Restoration of Wnt trans-synaptic signaling components in dGALT-null NMJs. Representative NMJs imaged with anti-horseradish peroxidase (HRP; green) and anti-Dally-like-protein (Dlp; red) (A) or anti-Wingless (Wg; red) (B) in control (dGALT^C2), dGALT null (dGALT^ΔAP2), dGALT null with driver alone (dGALT^ΔAP2; UH1/+), dGALT; dGALK double null (dGALT^ΔAP2; dGALK^ΔEXC9) and dGALT null with sgl overexpression (dGALT^ΔAP2; UH1-Gal4/UAS-hGALT). Quantification of Dlp (C) and Wg (D) intensity normalized to genetic control (dGALT^C2). Sample size: ≥eight NMJs (Dlp) and ≥five NMJs (Wg) per genotype.
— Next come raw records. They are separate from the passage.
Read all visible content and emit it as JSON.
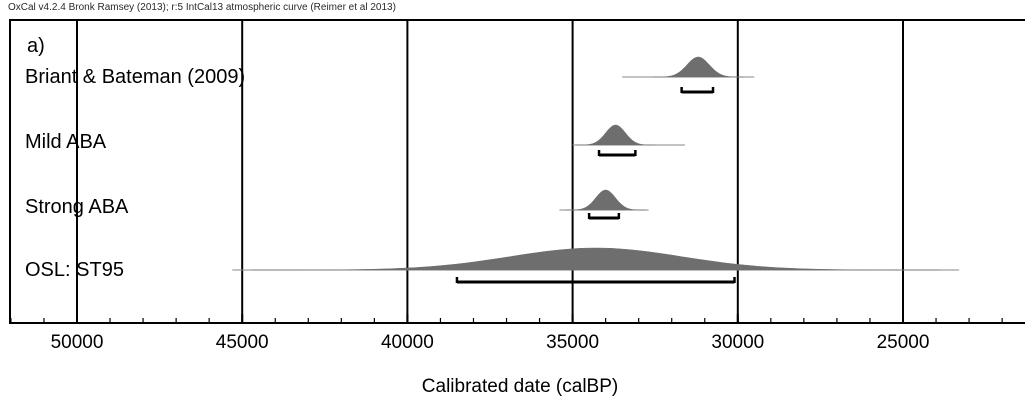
{
  "header": "OxCal v4.2.4 Bronk Ramsey (2013); r:5 IntCal13 atmospheric curve (Reimer et al 2013)",
  "panel_label": "a)",
  "chart_data": {
    "type": "ridge",
    "xlabel": "Calibrated date (calBP)",
    "xlim": [
      52000,
      21500
    ],
    "x_reversed": true,
    "major_ticks": [
      50000,
      45000,
      40000,
      35000,
      30000,
      25000
    ],
    "minor_tick_step": 1000,
    "grid": "vertical-major",
    "distributions": [
      {
        "name": "Briant & Bateman (2009)",
        "mean": 31200,
        "sd": 340,
        "tail_range": [
          33500,
          29500
        ],
        "range_95": [
          31700,
          30750
        ],
        "color": "#6e6e6e"
      },
      {
        "name": "Mild ABA",
        "mean": 33700,
        "sd": 300,
        "tail_range": [
          35000,
          31600
        ],
        "range_95": [
          34200,
          33100
        ],
        "color": "#6e6e6e"
      },
      {
        "name": "Strong ABA",
        "mean": 34000,
        "sd": 300,
        "tail_range": [
          35400,
          32700
        ],
        "range_95": [
          34500,
          33600
        ],
        "color": "#6e6e6e"
      },
      {
        "name": "OSL: ST95",
        "mean": 34300,
        "sd": 2600,
        "tail_range": [
          45300,
          23300
        ],
        "range_95": [
          38500,
          30100
        ],
        "color": "#6e6e6e"
      }
    ]
  }
}
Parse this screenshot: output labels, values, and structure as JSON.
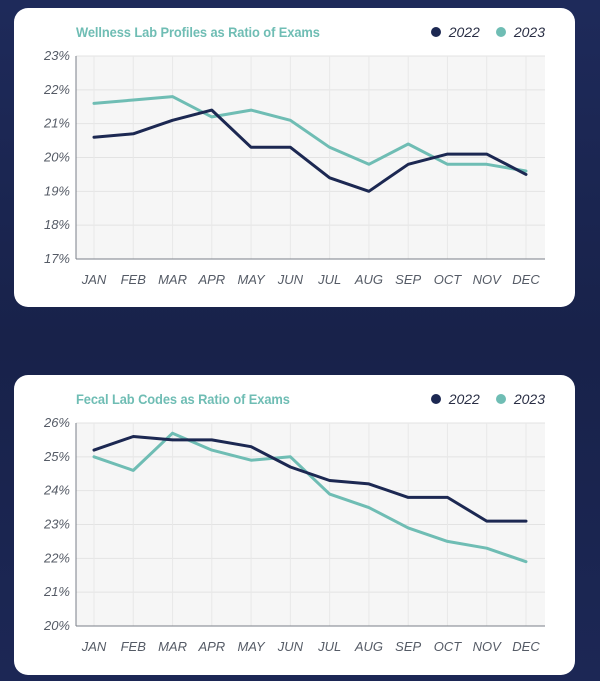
{
  "colors": {
    "series_2022": "#1c2852",
    "series_2023": "#6fbdb4",
    "background": "#1b2550",
    "grid": "#e6e6e6",
    "plot_bg": "#f6f6f6"
  },
  "chart_data": [
    {
      "type": "line",
      "title": "Wellness Lab Profiles as Ratio of Exams",
      "xlabel": "",
      "ylabel": "",
      "categories": [
        "JAN",
        "FEB",
        "MAR",
        "APR",
        "MAY",
        "JUN",
        "JUL",
        "AUG",
        "SEP",
        "OCT",
        "NOV",
        "DEC"
      ],
      "ylim": [
        17,
        23
      ],
      "yticks": [
        "17%",
        "18%",
        "19%",
        "20%",
        "21%",
        "22%",
        "23%"
      ],
      "legend": "top-right",
      "grid": true,
      "series": [
        {
          "name": "2022",
          "color": "#1c2852",
          "values": [
            20.6,
            20.7,
            21.1,
            21.4,
            20.3,
            20.3,
            19.4,
            19.0,
            19.8,
            20.1,
            20.1,
            19.5
          ]
        },
        {
          "name": "2023",
          "color": "#6fbdb4",
          "values": [
            21.6,
            21.7,
            21.8,
            21.2,
            21.4,
            21.1,
            20.3,
            19.8,
            20.4,
            19.8,
            19.8,
            19.6
          ]
        }
      ]
    },
    {
      "type": "line",
      "title": "Fecal Lab Codes as Ratio of Exams",
      "xlabel": "",
      "ylabel": "",
      "categories": [
        "JAN",
        "FEB",
        "MAR",
        "APR",
        "MAY",
        "JUN",
        "JUL",
        "AUG",
        "SEP",
        "OCT",
        "NOV",
        "DEC"
      ],
      "ylim": [
        20,
        26
      ],
      "yticks": [
        "20%",
        "21%",
        "22%",
        "23%",
        "24%",
        "25%",
        "26%"
      ],
      "legend": "top-right",
      "grid": true,
      "series": [
        {
          "name": "2022",
          "color": "#1c2852",
          "values": [
            25.2,
            25.6,
            25.5,
            25.5,
            25.3,
            24.7,
            24.3,
            24.2,
            23.8,
            23.8,
            23.1,
            23.1
          ]
        },
        {
          "name": "2023",
          "color": "#6fbdb4",
          "values": [
            25.0,
            24.6,
            25.7,
            25.2,
            24.9,
            25.0,
            23.9,
            23.5,
            22.9,
            22.5,
            22.3,
            21.9
          ]
        }
      ]
    }
  ]
}
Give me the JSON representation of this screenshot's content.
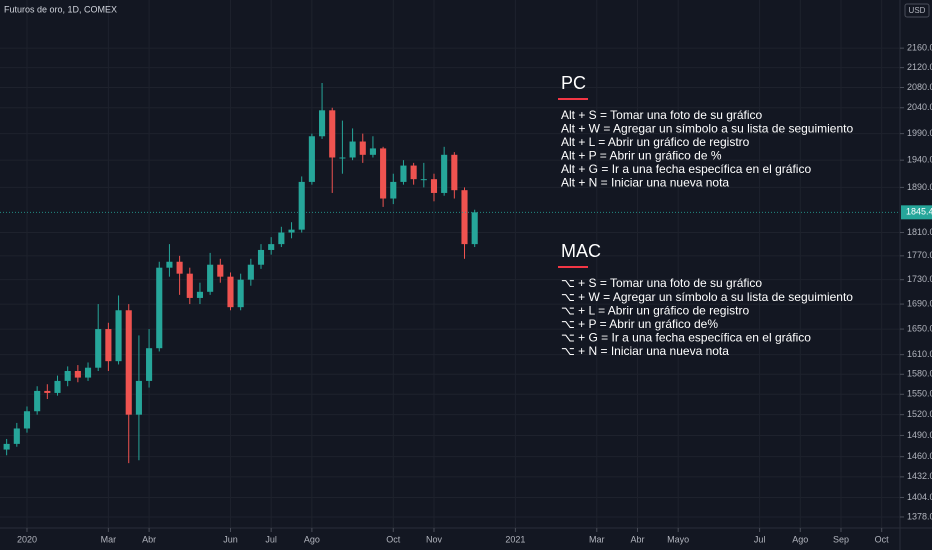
{
  "chart_data": {
    "type": "candlestick",
    "title": "Futuros de oro, 1D, COMEX",
    "currency": "USD",
    "log": true,
    "grid": true,
    "up_color": "#26a69a",
    "down_color": "#ef5350",
    "ylim": [
      1363.5,
      2262
    ],
    "yticks": [
      {
        "value": 1378,
        "label": "1378.0"
      },
      {
        "value": 1404,
        "label": "1404.0"
      },
      {
        "value": 1432,
        "label": "1432.0"
      },
      {
        "value": 1460,
        "label": "1460.0"
      },
      {
        "value": 1490,
        "label": "1490.0"
      },
      {
        "value": 1520,
        "label": "1520.0"
      },
      {
        "value": 1550,
        "label": "1550.0"
      },
      {
        "value": 1580,
        "label": "1580.0"
      },
      {
        "value": 1610,
        "label": "1610.0"
      },
      {
        "value": 1650,
        "label": "1650.0"
      },
      {
        "value": 1690,
        "label": "1690.0"
      },
      {
        "value": 1730,
        "label": "1730.0"
      },
      {
        "value": 1770,
        "label": "1770.0"
      },
      {
        "value": 1810,
        "label": "1810.0"
      },
      {
        "value": 1890,
        "label": "1890.0"
      },
      {
        "value": 1940,
        "label": "1940.0"
      },
      {
        "value": 1990,
        "label": "1990.0"
      },
      {
        "value": 2040,
        "label": "2040.0"
      },
      {
        "value": 2080,
        "label": "2080.0"
      },
      {
        "value": 2120,
        "label": "2120.0"
      },
      {
        "value": 2160,
        "label": "2160.0"
      }
    ],
    "xlim": [
      -0.663,
      21.45
    ],
    "xticks": [
      {
        "value": 0,
        "label": "2020"
      },
      {
        "value": 2,
        "label": "Mar"
      },
      {
        "value": 3,
        "label": "Abr"
      },
      {
        "value": 5,
        "label": "Jun"
      },
      {
        "value": 6,
        "label": "Jul"
      },
      {
        "value": 7,
        "label": "Ago"
      },
      {
        "value": 9,
        "label": "Oct"
      },
      {
        "value": 10,
        "label": "Nov"
      },
      {
        "value": 12,
        "label": "2021"
      },
      {
        "value": 14,
        "label": "Mar"
      },
      {
        "value": 15,
        "label": "Abr"
      },
      {
        "value": 16,
        "label": "Mayo"
      },
      {
        "value": 18,
        "label": "Jul"
      },
      {
        "value": 19,
        "label": "Ago"
      },
      {
        "value": 20,
        "label": "Sep"
      },
      {
        "value": 21,
        "label": "Oct"
      }
    ],
    "x": [
      -0.5,
      -0.25,
      0,
      0.25,
      0.5,
      0.75,
      1,
      1.25,
      1.5,
      1.75,
      2,
      2.25,
      2.5,
      2.75,
      3,
      3.25,
      3.5,
      3.75,
      4,
      4.25,
      4.5,
      4.75,
      5,
      5.25,
      5.5,
      5.75,
      6,
      6.25,
      6.5,
      6.75,
      7,
      7.25,
      7.5,
      7.75,
      8,
      8.25,
      8.5,
      8.75,
      9,
      9.25,
      9.5,
      9.75,
      10,
      10.25,
      10.5,
      10.75,
      11
    ],
    "open": [
      1470,
      1478,
      1500,
      1525,
      1555,
      1552,
      1570,
      1585,
      1575,
      1590,
      1650,
      1600,
      1680,
      1520,
      1570,
      1620,
      1750,
      1760,
      1740,
      1700,
      1710,
      1755,
      1735,
      1685,
      1730,
      1755,
      1780,
      1790,
      1810,
      1815,
      1900,
      1985,
      2035,
      1945,
      1945,
      1975,
      1950,
      1962,
      1870,
      1900,
      1930,
      1905,
      1905,
      1880,
      1950,
      1885,
      1790
    ],
    "high": [
      1485,
      1508,
      1532,
      1562,
      1565,
      1578,
      1592,
      1594,
      1598,
      1690,
      1660,
      1704,
      1690,
      1640,
      1650,
      1760,
      1790,
      1770,
      1750,
      1725,
      1775,
      1765,
      1742,
      1740,
      1765,
      1790,
      1802,
      1820,
      1828,
      1910,
      1990,
      2089,
      2040,
      2015,
      2000,
      1990,
      1985,
      1965,
      1915,
      1940,
      1935,
      1935,
      1915,
      1965,
      1955,
      1890,
      1850
    ],
    "low": [
      1462,
      1474,
      1494,
      1520,
      1543,
      1548,
      1562,
      1568,
      1570,
      1585,
      1585,
      1595,
      1451,
      1455,
      1560,
      1615,
      1735,
      1705,
      1690,
      1690,
      1705,
      1725,
      1680,
      1680,
      1720,
      1748,
      1772,
      1785,
      1800,
      1810,
      1895,
      1980,
      1880,
      1915,
      1940,
      1935,
      1945,
      1855,
      1860,
      1895,
      1895,
      1890,
      1865,
      1875,
      1870,
      1765,
      1785
    ],
    "close": [
      1478,
      1500,
      1525,
      1555,
      1552,
      1570,
      1585,
      1575,
      1590,
      1650,
      1600,
      1680,
      1520,
      1570,
      1620,
      1750,
      1760,
      1740,
      1700,
      1710,
      1755,
      1735,
      1685,
      1730,
      1755,
      1780,
      1790,
      1810,
      1815,
      1900,
      1985,
      2035,
      1945,
      1945,
      1975,
      1950,
      1962,
      1870,
      1900,
      1930,
      1905,
      1905,
      1880,
      1950,
      1885,
      1790,
      1845.4
    ],
    "last_price": 1845.4,
    "annotations": [
      {
        "title": "PC",
        "lines": [
          "Alt + S = Tomar una foto de su gráfico",
          "Alt + W = Agregar un símbolo a su lista de seguimiento",
          "Alt + L = Abrir un gráfico de registro",
          "Alt + P = Abrir un gráfico de %",
          "Alt + G = Ir a una fecha específica en el gráfico",
          "Alt + N = Iniciar una nueva nota"
        ]
      },
      {
        "title": "MAC",
        "lines": [
          "⌥ + S = Tomar una foto de su gráfico",
          "⌥ + W = Agregar un símbolo a su lista de seguimiento",
          "⌥ + L = Abrir un gráfico de registro",
          "⌥ + P = Abrir un gráfico de%",
          "⌥ + G = Ir a una fecha específica en el gráfico",
          "⌥ + N = Iniciar una nueva nota"
        ]
      }
    ]
  }
}
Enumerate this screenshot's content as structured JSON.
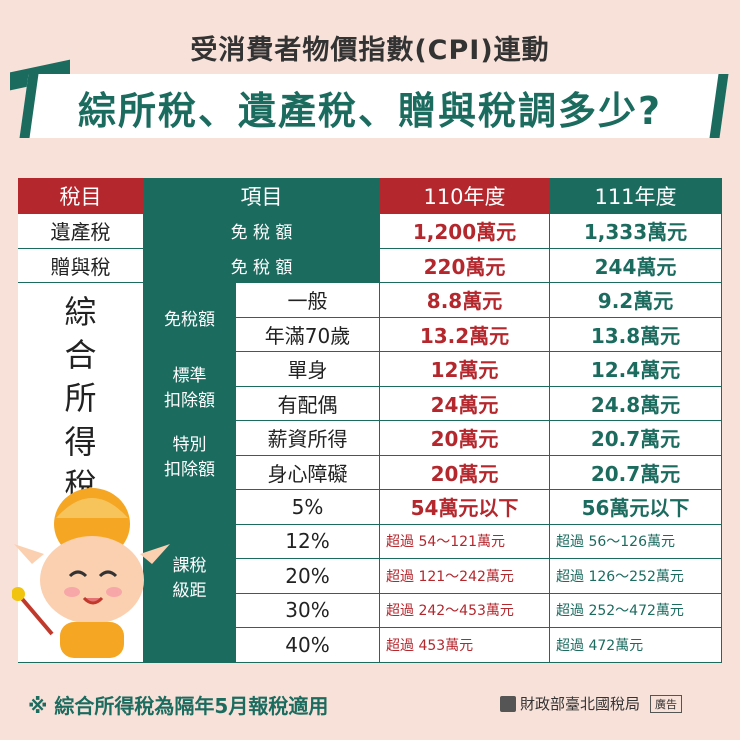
{
  "header": {
    "subtitle": "受消費者物價指數(CPI)連動",
    "title": "綜所稅、遺產稅、贈與稅調多少?"
  },
  "table": {
    "headers": {
      "tax_item": "稅目",
      "item": "項目",
      "y110": "110年度",
      "y111": "111年度"
    },
    "estate": {
      "name": "遺產稅",
      "item": "免 稅 額",
      "y110": "1,200萬元",
      "y111": "1,333萬元"
    },
    "gift": {
      "name": "贈與稅",
      "item": "免 稅 額",
      "y110": "220萬元",
      "y111": "244萬元"
    },
    "income_name": "綜合所得稅",
    "income_chars": [
      "綜",
      "合",
      "所",
      "得",
      "稅"
    ],
    "exemption": {
      "label": "免稅額",
      "rows": [
        {
          "sub": "一般",
          "y110": "8.8萬元",
          "y111": "9.2萬元"
        },
        {
          "sub": "年滿70歲",
          "y110": "13.2萬元",
          "y111": "13.8萬元"
        }
      ]
    },
    "standard": {
      "label_1": "標準",
      "label_2": "扣除額",
      "rows": [
        {
          "sub": "單身",
          "y110": "12萬元",
          "y111": "12.4萬元"
        },
        {
          "sub": "有配偶",
          "y110": "24萬元",
          "y111": "24.8萬元"
        }
      ]
    },
    "special": {
      "label_1": "特別",
      "label_2": "扣除額",
      "rows": [
        {
          "sub": "薪資所得",
          "y110": "20萬元",
          "y111": "20.7萬元"
        },
        {
          "sub": "身心障礙",
          "y110": "20萬元",
          "y111": "20.7萬元"
        }
      ]
    },
    "brackets": {
      "label_1": "課稅",
      "label_2": "級距",
      "rows": [
        {
          "rate": "5%",
          "y110": "54萬元以下",
          "y111": "56萬元以下"
        },
        {
          "rate": "12%",
          "y110": "超過 54～121萬元",
          "y111": "超過 56～126萬元"
        },
        {
          "rate": "20%",
          "y110": "超過 121～242萬元",
          "y111": "超過 126～252萬元"
        },
        {
          "rate": "30%",
          "y110": "超過 242～453萬元",
          "y111": "超過 252～472萬元"
        },
        {
          "rate": "40%",
          "y110": "超過 453萬元",
          "y111": "超過 472萬元"
        }
      ]
    }
  },
  "footer": {
    "note": "※ 綜合所得稅為隔年5月報稅適用",
    "org": "財政部臺北國稅局",
    "badge": "廣告"
  },
  "colors": {
    "green": "#1c6b5f",
    "red": "#b3272d",
    "background": "#f8e1d9"
  },
  "icons": [
    "mascot-character",
    "ministry-emblem-icon"
  ]
}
Error bars show s.e.m. with significance indicated: *P<0.05, **P<0.01, ***P<0.001.

Fig. 8.

sgl overexpression prevents dGALT motor, NMJ and HRP glycosylation defects. (A) Representative NMJs imaged with anti-horseradish-peroxidase (HRP; green) and anti-Discs-large (DLG; red) for control (dGALT^C2), dGALT null with driver alone (dGALT^ΔAP2; UH1/+), sgl overexpression (UAS-sgl/UH1-Gal4) and dGALT null with sgl overexpression (dGALT; UAS-sgl/UH1-Gal4). (B) Normalized time required for the wandering L3 to rollover for all four genotypes. (C) Quantification of synaptic bouton number and (D) inter-bouton spacing distance. (E) Sample NMJs imaged with anti-Fasciclin-II (FASII; red) and anti-HRP (green). (F) Normalized quantification of HRP intensity. Sample size: ≥seven NMJs. Error bars show s.e.m. with significance indicated: *P<0.05, **P<0.01, ***P<0.001, ****P<0.0001, not significant (P>0.05, N.S.).